For the portability of high-performance RDMA-enabled applications,
it is desirable for OSes to provide an open, standardized, transport-neutral
and up-to-date RDMA API such as ICSC's IT-API. Similarly, for the
portability of RDMA device drivers, it is desirable to converge
to a standardized, syntactic programming interface that includes
the iWARP feature set of ICSC's RNICPI and takes care to reconcile
the semantic differences between iWARP and InfiniBand.
We have implemented elements of a host software
architecture for RDMA that provides the operating system (OS)
integration for both iWARP and InfiniBand, supporting IT-API and
an enhanced version of RNICPI. A key property of such an architecture
is a clean separation of generic/OS functionality and verbs-provider-specific
software functionality into user/kernel Access Layer
(uAL/kAL) and user/kernel Verbs Provider (uVP/kVP)

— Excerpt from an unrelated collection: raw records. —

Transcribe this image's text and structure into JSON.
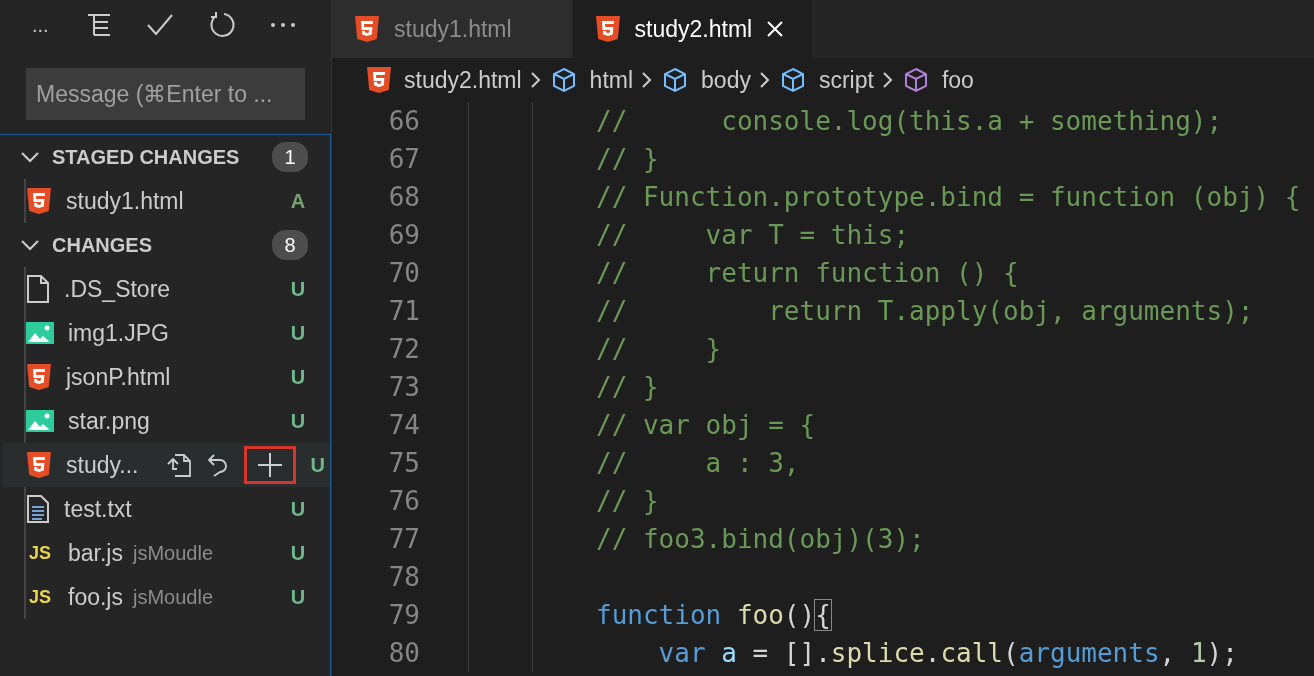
{
  "sidebar": {
    "toolbar": {
      "overflow_text": "..."
    },
    "message": {
      "placeholder": "Message (⌘Enter to ..."
    },
    "sections": [
      {
        "title": "STAGED CHANGES",
        "count": "1",
        "expanded": true,
        "files": [
          {
            "kind": "html",
            "name": "study1.html",
            "status": "A",
            "hovered": false
          }
        ]
      },
      {
        "title": "CHANGES",
        "count": "8",
        "expanded": true,
        "files": [
          {
            "kind": "file",
            "name": ".DS_Store",
            "status": "U",
            "hovered": false
          },
          {
            "kind": "image",
            "name": "img1.JPG",
            "status": "U",
            "hovered": false
          },
          {
            "kind": "html",
            "name": "jsonP.html",
            "status": "U",
            "hovered": false
          },
          {
            "kind": "image",
            "name": "star.png",
            "status": "U",
            "hovered": false
          },
          {
            "kind": "html",
            "name": "study...",
            "status": "U",
            "hovered": true,
            "actions": [
              {
                "kind": "open",
                "highlighted": false
              },
              {
                "kind": "discard",
                "highlighted": false
              },
              {
                "kind": "stage",
                "highlighted": true
              }
            ]
          },
          {
            "kind": "text",
            "name": "test.txt",
            "status": "U",
            "hovered": false
          },
          {
            "kind": "js",
            "icon_text": "JS",
            "name": "bar.js",
            "folder": "jsMoudle",
            "status": "U",
            "hovered": false
          },
          {
            "kind": "js",
            "icon_text": "JS",
            "name": "foo.js",
            "folder": "jsMoudle",
            "status": "U",
            "hovered": false
          }
        ]
      }
    ]
  },
  "tabs": [
    {
      "label": "study1.html",
      "selected": false
    },
    {
      "label": "study2.html",
      "selected": true
    }
  ],
  "breadcrumbs": [
    {
      "kind": "html",
      "label": "study2.html"
    },
    {
      "kind": "element",
      "label": "html"
    },
    {
      "kind": "element",
      "label": "body"
    },
    {
      "kind": "element",
      "label": "script"
    },
    {
      "kind": "function",
      "label": "foo"
    }
  ],
  "code": [
    {
      "number": "66",
      "tokens": [
        {
          "kind": "comment",
          "text": "//      console.log(this.a + something);"
        }
      ]
    },
    {
      "number": "67",
      "tokens": [
        {
          "kind": "comment",
          "text": "// }"
        }
      ]
    },
    {
      "number": "68",
      "tokens": [
        {
          "kind": "comment",
          "text": "// Function.prototype.bind = function (obj) {"
        }
      ]
    },
    {
      "number": "69",
      "tokens": [
        {
          "kind": "comment",
          "text": "//     var T = this;"
        }
      ]
    },
    {
      "number": "70",
      "tokens": [
        {
          "kind": "comment",
          "text": "//     return function () {"
        }
      ]
    },
    {
      "number": "71",
      "tokens": [
        {
          "kind": "comment",
          "text": "//         return T.apply(obj, arguments);"
        }
      ]
    },
    {
      "number": "72",
      "tokens": [
        {
          "kind": "comment",
          "text": "//     }"
        }
      ]
    },
    {
      "number": "73",
      "tokens": [
        {
          "kind": "comment",
          "text": "// }"
        }
      ]
    },
    {
      "number": "74",
      "tokens": [
        {
          "kind": "comment",
          "text": "// var obj = {"
        }
      ]
    },
    {
      "number": "75",
      "tokens": [
        {
          "kind": "comment",
          "text": "//     a : 3,"
        }
      ]
    },
    {
      "number": "76",
      "tokens": [
        {
          "kind": "comment",
          "text": "// }"
        }
      ]
    },
    {
      "number": "77",
      "tokens": [
        {
          "kind": "comment",
          "text": "// foo3.bind(obj)(3);"
        }
      ]
    },
    {
      "number": "78"
    },
    {
      "number": "79",
      "tokens": [
        {
          "kind": "keyword",
          "text": "function"
        },
        {
          "kind": "func",
          "text": " foo"
        },
        {
          "kind": "plain",
          "text": "()"
        },
        {
          "kind": "bracket",
          "text": "{"
        }
      ]
    },
    {
      "number": "80",
      "tokens": [
        {
          "kind": "keyword",
          "text": "    var"
        },
        {
          "kind": "variable",
          "text": " a"
        },
        {
          "kind": "plain",
          "text": " = []."
        },
        {
          "kind": "func",
          "text": "splice"
        },
        {
          "kind": "plain",
          "text": "."
        },
        {
          "kind": "func",
          "text": "call"
        },
        {
          "kind": "plain",
          "text": "("
        },
        {
          "kind": "keyword",
          "text": "arguments"
        },
        {
          "kind": "plain",
          "text": ", "
        },
        {
          "kind": "number",
          "text": "1"
        },
        {
          "kind": "plain",
          "text": ");"
        }
      ]
    }
  ]
}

components, respectively. This approach permits a wide range of
RNICs / verbs providers to register themselves through a standard
programming interface and minimizes code bloat by keeping generic
functionality such as OS-wide resource management, event handling
or IT-API's socket conversion within the uAL or kAL.
We are currently developing open-source software components for
the RDMA host software infrastructure on Linux OS, initially focusing
on memory management issues such as pinning and on the iWARP transport
with its special requirements for connection management.
We are also working on a software implementation of the IETF's
iWARP protocol stack RDMAP/DDP/MPA referred to as SoftRDMA,
which enables RDMA on clients without RDMA hardware (supporting
servers relying on RDMA for performance) and allows the testing
of RNICs for iWARP protocol conformance.